Das BMF hat den Referentenentwurf zum Jahressteuergesetz (JStG) 2013 erstellt, der am 25.04.2012 durch Kabinettsbeschluss auf den parlamentarischen Weg gebracht werden soll und - sofern nichts anderes vermerkt - am 01.01.2013 oder ab dem Veranlagungszeitraum 2013 in Kraft treten soll.

Da die Neuregelungen zu den einzelnen Steuerarten und Verfahrensvorschriften sehr umfassend sind, werden sie aus Platzgründen nur punktuell dargestellt.

Änderungen bei der Umsatzsteuer

  • Bei Leistungen an juristische Personen, die sowohl unternehmerisch als auch nichtunternehmerisch tätig sind, richtet sich der Leistungsort insgesamt nach ihrem Sitz.

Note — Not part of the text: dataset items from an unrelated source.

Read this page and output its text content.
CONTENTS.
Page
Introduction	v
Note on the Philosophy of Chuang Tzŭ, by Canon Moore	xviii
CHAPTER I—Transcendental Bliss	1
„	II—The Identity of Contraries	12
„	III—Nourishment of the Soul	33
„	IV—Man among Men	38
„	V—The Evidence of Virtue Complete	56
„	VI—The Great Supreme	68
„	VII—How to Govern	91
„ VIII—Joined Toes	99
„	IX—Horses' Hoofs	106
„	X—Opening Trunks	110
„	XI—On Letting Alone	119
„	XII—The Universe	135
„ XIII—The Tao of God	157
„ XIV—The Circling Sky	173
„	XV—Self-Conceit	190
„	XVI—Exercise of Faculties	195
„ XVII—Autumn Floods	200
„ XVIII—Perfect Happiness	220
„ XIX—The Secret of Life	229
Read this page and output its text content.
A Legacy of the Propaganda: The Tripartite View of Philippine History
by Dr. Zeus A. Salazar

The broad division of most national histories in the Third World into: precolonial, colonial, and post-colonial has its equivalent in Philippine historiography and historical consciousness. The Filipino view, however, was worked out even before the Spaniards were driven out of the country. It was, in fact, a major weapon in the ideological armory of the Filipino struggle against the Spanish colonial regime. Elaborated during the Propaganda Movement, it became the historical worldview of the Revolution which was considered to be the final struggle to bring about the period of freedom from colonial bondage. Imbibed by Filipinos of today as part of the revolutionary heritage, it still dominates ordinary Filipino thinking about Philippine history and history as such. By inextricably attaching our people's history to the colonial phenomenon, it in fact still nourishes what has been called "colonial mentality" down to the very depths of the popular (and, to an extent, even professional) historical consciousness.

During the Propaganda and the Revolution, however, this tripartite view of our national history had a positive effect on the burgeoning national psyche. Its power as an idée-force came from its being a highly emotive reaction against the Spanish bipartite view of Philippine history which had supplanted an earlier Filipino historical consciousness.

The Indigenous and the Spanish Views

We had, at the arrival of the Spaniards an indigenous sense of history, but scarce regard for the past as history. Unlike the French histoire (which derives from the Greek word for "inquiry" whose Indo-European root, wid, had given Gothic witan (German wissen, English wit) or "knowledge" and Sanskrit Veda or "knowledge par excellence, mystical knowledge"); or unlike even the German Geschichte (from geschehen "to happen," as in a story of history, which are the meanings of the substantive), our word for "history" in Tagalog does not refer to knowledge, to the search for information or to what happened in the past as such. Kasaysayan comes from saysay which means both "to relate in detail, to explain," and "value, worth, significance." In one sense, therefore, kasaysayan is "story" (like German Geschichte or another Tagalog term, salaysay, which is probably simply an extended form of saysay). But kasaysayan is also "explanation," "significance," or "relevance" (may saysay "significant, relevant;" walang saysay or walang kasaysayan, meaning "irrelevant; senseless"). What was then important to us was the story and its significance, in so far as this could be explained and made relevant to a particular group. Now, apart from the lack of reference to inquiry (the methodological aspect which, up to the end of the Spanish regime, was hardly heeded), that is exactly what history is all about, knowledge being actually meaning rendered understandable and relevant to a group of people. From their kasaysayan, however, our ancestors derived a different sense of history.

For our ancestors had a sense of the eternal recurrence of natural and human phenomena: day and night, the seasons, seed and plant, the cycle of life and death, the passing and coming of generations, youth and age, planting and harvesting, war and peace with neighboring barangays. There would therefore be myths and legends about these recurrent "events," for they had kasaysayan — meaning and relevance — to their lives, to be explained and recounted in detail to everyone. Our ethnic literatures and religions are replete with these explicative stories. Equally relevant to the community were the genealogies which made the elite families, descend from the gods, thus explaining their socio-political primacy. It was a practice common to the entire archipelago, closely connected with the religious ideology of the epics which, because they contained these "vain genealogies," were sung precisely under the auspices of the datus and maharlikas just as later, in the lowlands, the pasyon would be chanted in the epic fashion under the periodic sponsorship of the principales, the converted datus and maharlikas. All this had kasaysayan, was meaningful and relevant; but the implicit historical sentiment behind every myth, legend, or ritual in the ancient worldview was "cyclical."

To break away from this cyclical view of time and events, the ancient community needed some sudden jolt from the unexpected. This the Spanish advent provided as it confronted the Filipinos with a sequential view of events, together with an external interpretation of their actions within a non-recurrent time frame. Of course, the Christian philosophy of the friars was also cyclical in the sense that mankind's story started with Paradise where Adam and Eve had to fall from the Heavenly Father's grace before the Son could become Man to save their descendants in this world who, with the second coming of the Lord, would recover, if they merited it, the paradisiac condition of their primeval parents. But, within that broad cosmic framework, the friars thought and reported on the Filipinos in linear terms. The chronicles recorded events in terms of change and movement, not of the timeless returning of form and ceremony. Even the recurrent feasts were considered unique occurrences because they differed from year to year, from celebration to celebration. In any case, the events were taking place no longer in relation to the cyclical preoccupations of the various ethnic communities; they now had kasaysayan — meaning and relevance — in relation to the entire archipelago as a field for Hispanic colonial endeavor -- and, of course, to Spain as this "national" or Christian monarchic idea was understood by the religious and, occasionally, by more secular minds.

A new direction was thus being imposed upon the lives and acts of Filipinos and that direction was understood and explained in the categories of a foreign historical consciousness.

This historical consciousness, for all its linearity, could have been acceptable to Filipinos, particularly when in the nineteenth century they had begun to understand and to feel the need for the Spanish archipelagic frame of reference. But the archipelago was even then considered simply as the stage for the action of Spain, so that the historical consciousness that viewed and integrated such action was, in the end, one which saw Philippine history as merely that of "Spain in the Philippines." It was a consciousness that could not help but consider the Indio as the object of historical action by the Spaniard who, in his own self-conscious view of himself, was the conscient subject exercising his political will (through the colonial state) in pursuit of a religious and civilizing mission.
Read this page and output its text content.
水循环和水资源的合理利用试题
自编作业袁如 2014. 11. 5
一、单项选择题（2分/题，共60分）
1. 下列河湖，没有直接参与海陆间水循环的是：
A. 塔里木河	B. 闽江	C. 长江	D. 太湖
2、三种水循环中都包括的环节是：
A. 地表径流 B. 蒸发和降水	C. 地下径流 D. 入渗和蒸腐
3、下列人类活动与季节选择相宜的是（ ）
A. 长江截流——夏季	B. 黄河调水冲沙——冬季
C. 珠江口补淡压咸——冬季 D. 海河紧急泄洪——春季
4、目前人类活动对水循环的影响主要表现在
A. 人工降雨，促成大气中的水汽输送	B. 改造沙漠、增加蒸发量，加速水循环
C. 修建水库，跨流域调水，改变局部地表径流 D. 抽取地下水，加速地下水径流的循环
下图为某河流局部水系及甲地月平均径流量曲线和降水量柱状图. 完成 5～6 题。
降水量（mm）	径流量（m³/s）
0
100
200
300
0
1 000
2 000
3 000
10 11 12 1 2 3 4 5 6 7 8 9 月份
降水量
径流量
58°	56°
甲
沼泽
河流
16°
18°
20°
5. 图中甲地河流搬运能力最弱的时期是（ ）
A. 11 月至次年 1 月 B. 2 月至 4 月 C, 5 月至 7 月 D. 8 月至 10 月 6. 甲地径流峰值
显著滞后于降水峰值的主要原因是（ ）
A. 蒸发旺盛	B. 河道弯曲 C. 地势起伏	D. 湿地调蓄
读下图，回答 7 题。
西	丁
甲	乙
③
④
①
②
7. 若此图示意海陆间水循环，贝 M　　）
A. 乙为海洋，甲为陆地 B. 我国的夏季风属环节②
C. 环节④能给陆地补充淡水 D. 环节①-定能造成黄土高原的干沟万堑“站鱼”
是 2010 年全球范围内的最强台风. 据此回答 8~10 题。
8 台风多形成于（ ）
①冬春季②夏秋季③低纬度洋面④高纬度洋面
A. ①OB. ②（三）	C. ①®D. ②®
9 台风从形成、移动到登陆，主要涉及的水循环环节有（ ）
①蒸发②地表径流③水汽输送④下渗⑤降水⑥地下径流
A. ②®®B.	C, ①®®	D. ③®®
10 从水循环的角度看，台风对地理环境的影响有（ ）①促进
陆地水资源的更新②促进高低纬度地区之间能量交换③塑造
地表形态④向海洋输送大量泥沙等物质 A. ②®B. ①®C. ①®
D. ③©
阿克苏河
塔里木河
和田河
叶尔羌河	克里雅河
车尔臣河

Etwas anderes gilt nur, wenn der Bezug der Leistung für den privaten Bedarf des Personals erfolgt; hier bestimmt sich der Leistungsort nach dem Sitz des leistenden Unternehmers.
  • Die langfristige Vermietung eines Sportboots an Nichtunternehmer erfolgt an dem Ort, an dem das Sportboot dem Leistungsempfänger zur Verfügung gestellt wird. Bei der langfristigen Vermietung von Beförderungsmitteln an Nichtunternehmer wird der Leistungsort an den Wohnsitz oder den Sitz des Leistungsempfängers verlagert.
  • Umsätze von Blinden sind befreit, wenn diese nicht mehr als zwei Arbeitnehmer beschäftigen. Nicht als Arbeitnehmer gilt neben dem Ehegatten künftig auch der eingetragene Lebenspartner.
  • Ein Unternehmer ist auch dann im Ausland ansässig, wenn er dort den Sitz seiner wirtschaftlichen Tätigkeit, seine Geschäftsleitung oder eine feste Niederlassung und im Inland nur einen Wohnsitz hat. Ansonsten ist er im Inland ansässig.
  • Das Recht für die Rechnungsstellung richtet sich EU-weit nach den Vorschriften des Mitgliedstaates, in dem der Umsatz ausgeführt wird.
  • Der Anspruch auf Vorsteuerabzug aus dem innergemeinschaftlichen Erwerb von Gegenständen für das Unternehmen wird auf die Fälle eingeschränkt, in denen der innergemeinschaftliche Erwerb in Deutschland bewirkt wird. 
  • Eine komplette Neufassung befreit Bildungsleistungen, die erbracht werden durch

 

 

  • Einrichtungen des öffentlichen Rechts,
  • Ersatzschulen, die staatlich genehmigt oder nach Landesrecht erlaubt sind,
  • andere Einrichtungen mit vergleichbarer Zielsetzung, worunter auch selbständige Lehrer fallen können, sowie
  • Privatlehrer.

 

Änderungen bei der Abgabenordnung

  • Die Deutsche Rentenversicherung Knappschaft-Bahn-See zieht als bundesweit zuständige Einzugsstelle für die Sozialabgaben aus den Arbeitsentgelten für geringfügige Beschäftigungsverhältnisse auch die einheitliche Pauschsteuer ein.
  • Die Verwaltungskompetenz für die Versicherungsteuer und die Verwaltungs- und Ertragskompetenz für die Kfz-Steuer sind auf den Bund übergegangen. Daher bedürfen Rechtsverordnungen insoweit nicht der Zustimmung des Bundesrates.
  • Wenden sich Körperschaften aktiv gegen die freiheitlich demokratische Grundordnung, werden sie nicht als gemeinnützige Körperschaft anerkannt; sie erhalten keine Steuervergünstigungen. Besteht nur ein Verdacht der Verfassungsfeindlichkeit und wird die Körperschaft nur als Verdachtsfall im Verfassungsschutzbericht erwähnt, ist nicht aufgrund des Verdachts die Gemeinnützigkeit zu versagen.
  • Künftig muss eine Finanzbehörde auch dann zuerst ein Auskunftsersuchen gegenüber der Bank stellen, wenn ihr die Konto- oder Depotbeziehung bereits bekannt ist und sie lediglich Kontoauszüge oder ähnliche Dokumente einsehen will.
  • Werden Sachverständige, die nicht Beteiligte oder für Beteiligte auskunftspflichtig sind, von der Finanzbehörde zu Beweiszwecken herangezogen, erhalten sie auf Antrag eine Vergütung. Es besteht aber kein Entschädigungsanspruch, wenn eine Person die Vorlagepflicht für den Beteiligten zu erfüllen hat.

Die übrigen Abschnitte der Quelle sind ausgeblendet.